Given that most high-status jobs have been dominated by men for most of Western history, it was no surprise when women started emulating male habits in other areas of life, such as dress, interests, and general demeanour. In a culture which says that the highest-value women are those who are the most like men, there is no place for fathers as the culture believes that the mothers ‘can have and do it all’.
However, only very well-educated, highly-paid employees of either sex can support a family alone in the era of the dual-career family. This led the politicians of the mid-20th century to create the other demon which we must reckon with if we want to restore familial harmony in our homes.
Academic research from Griffiths (2017) has shown that the modern system of British welfare encourages mothers to live alone. Some embrace this path of singleness, while others defraud the system by not reporting to the DWP that they have a ‘partner’ resident. Either way, research has clearly shown that modern welfare places the ‘couple penalty’ on poor couples who want to work hard and raise their children with proper parental influences. The feminist reading of this is that by examining people as ‘households’ rather than individuals, women are disenfranchised. Another way of looking at it is to prevent needless overpayment to those out of work. By financially penalising marriage, the state has weakened family bonds to such an extent that, despite the stated desires of those involved, the daily wear of life will cause them to break under slight pressure.
Most people would agree that those who become single mothers through widowhood, abandonment, or to escape abuse should be supported, but it does not follow that to do this we need a welfare system which incentivises bad behaviour among men.
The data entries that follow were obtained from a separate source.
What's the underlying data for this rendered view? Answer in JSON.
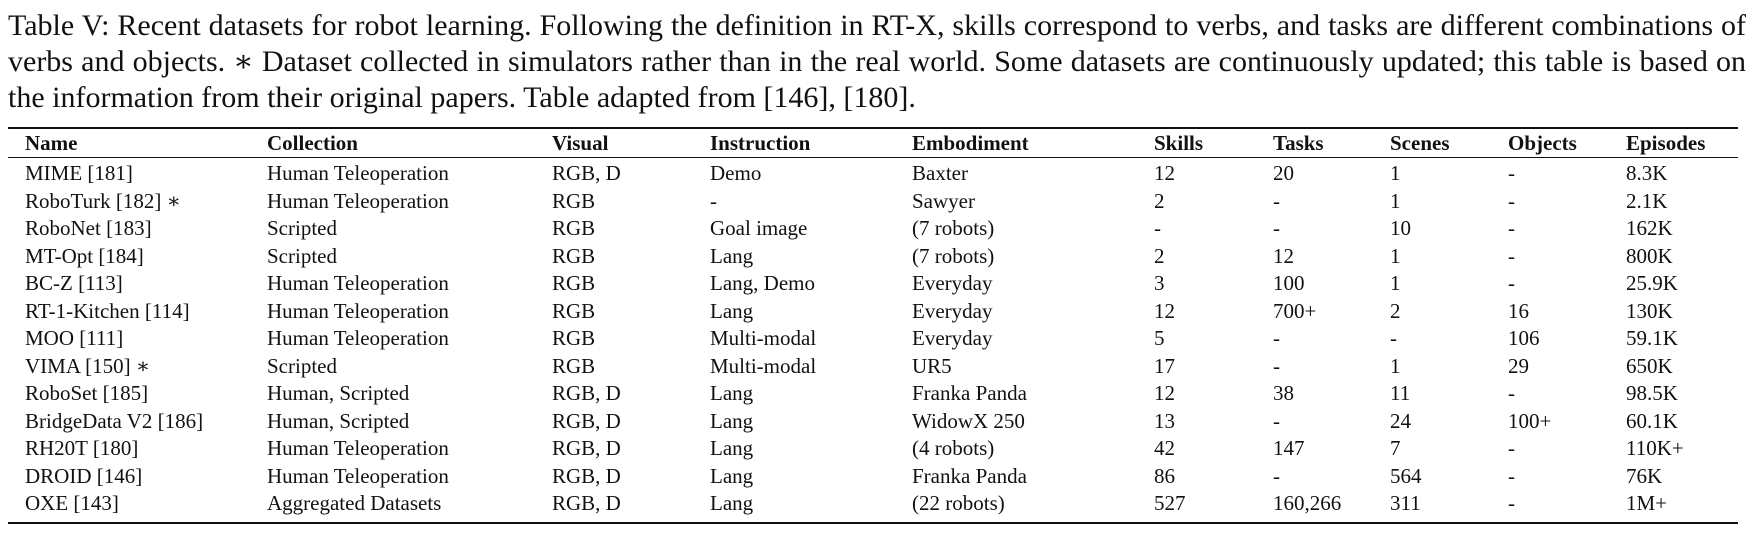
{
  "caption": "Table V: Recent datasets for robot learning. Following the definition in RT-X, skills correspond to verbs, and tasks are different combinations of verbs and objects. ∗ Dataset collected in simulators rather than in the real world. Some datasets are continuously updated; this table is based on the information from their original papers. Table adapted from [146], [180].",
  "table": {
    "columns": [
      "Name",
      "Collection",
      "Visual",
      "Instruction",
      "Embodiment",
      "Skills",
      "Tasks",
      "Scenes",
      "Objects",
      "Episodes"
    ],
    "rows": [
      [
        "MIME [181]",
        "Human Teleoperation",
        "RGB, D",
        "Demo",
        "Baxter",
        "12",
        "20",
        "1",
        "-",
        "8.3K"
      ],
      [
        "RoboTurk [182] ∗",
        "Human Teleoperation",
        "RGB",
        "-",
        "Sawyer",
        "2",
        "-",
        "1",
        "-",
        "2.1K"
      ],
      [
        "RoboNet [183]",
        "Scripted",
        "RGB",
        "Goal image",
        "(7 robots)",
        "-",
        "-",
        "10",
        "-",
        "162K"
      ],
      [
        "MT-Opt [184]",
        "Scripted",
        "RGB",
        "Lang",
        "(7 robots)",
        "2",
        "12",
        "1",
        "-",
        "800K"
      ],
      [
        "BC-Z [113]",
        "Human Teleoperation",
        "RGB",
        "Lang, Demo",
        "Everyday",
        "3",
        "100",
        "1",
        "-",
        "25.9K"
      ],
      [
        "RT-1-Kitchen [114]",
        "Human Teleoperation",
        "RGB",
        "Lang",
        "Everyday",
        "12",
        "700+",
        "2",
        "16",
        "130K"
      ],
      [
        "MOO [111]",
        "Human Teleoperation",
        "RGB",
        "Multi-modal",
        "Everyday",
        "5",
        "-",
        "-",
        "106",
        "59.1K"
      ],
      [
        "VIMA [150] ∗",
        "Scripted",
        "RGB",
        "Multi-modal",
        "UR5",
        "17",
        "-",
        "1",
        "29",
        "650K"
      ],
      [
        "RoboSet [185]",
        "Human, Scripted",
        "RGB, D",
        "Lang",
        "Franka Panda",
        "12",
        "38",
        "11",
        "-",
        "98.5K"
      ],
      [
        "BridgeData V2 [186]",
        "Human, Scripted",
        "RGB, D",
        "Lang",
        "WidowX 250",
        "13",
        "-",
        "24",
        "100+",
        "60.1K"
      ],
      [
        "RH20T [180]",
        "Human Teleoperation",
        "RGB, D",
        "Lang",
        "(4 robots)",
        "42",
        "147",
        "7",
        "-",
        "110K+"
      ],
      [
        "DROID [146]",
        "Human Teleoperation",
        "RGB, D",
        "Lang",
        "Franka Panda",
        "86",
        "-",
        "564",
        "-",
        "76K"
      ],
      [
        "OXE [143]",
        "Aggregated Datasets",
        "RGB, D",
        "Lang",
        "(22 robots)",
        "527",
        "160,266",
        "311",
        "-",
        "1M+"
      ]
    ]
  }
}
While there are a malevolent few, most men will not sit by at the thought of their children suffering poverty, whatever issues may exist between former couples. In light of this perspective, having a welfare system which is generous to single mothers incentivises father absence, as a man can move on in the knowledge that his ‘baby mama’ will be taken care of.
Multigenerational father absence is most prominent among black people in the US, so it is only fitting that the long-term societal effects of fatherlessness can be best understood through examining this group. With single motherhood rates of 72%, here fatherlessness is very much the norm. Despite calls from prominent black figures such as Dr Natalie Carroll for her patients to ‘Marry Your Baby Daddy’, because so many in this community have no happily-married role models to compare themselves to, the damage of fatherlessness seems to go unnoticed. Low educational achievement means that (in general) black men do not make desirable husbands, and the better option for women is to marry the government: which provides a steady paycheck, a house, food, and healthcare. High imprisonment rates among black men means that separation from children is long-term and sometimes irreversible. Given that fatherless girls are more likely to be promiscuous, and fatherless boys are more likely to be violent, the cycle continues with no obvious way out other than a major cultural change that sees the value of the nuclear family.
To sum up, the state-sponsored destruction of the family is a threat to us all. Mothers are extremely valuable in their role as carers, but fathers have an equally important role in providing not just funds, but structure and discipline to a household. Given other trends towards an unstructured lifestyle such as ‘flexible’ working, lax divorce laws, and portfolio careers over the stability of jobs for life, the youth of today are crying out for structure; which means that we are crying out for fathers.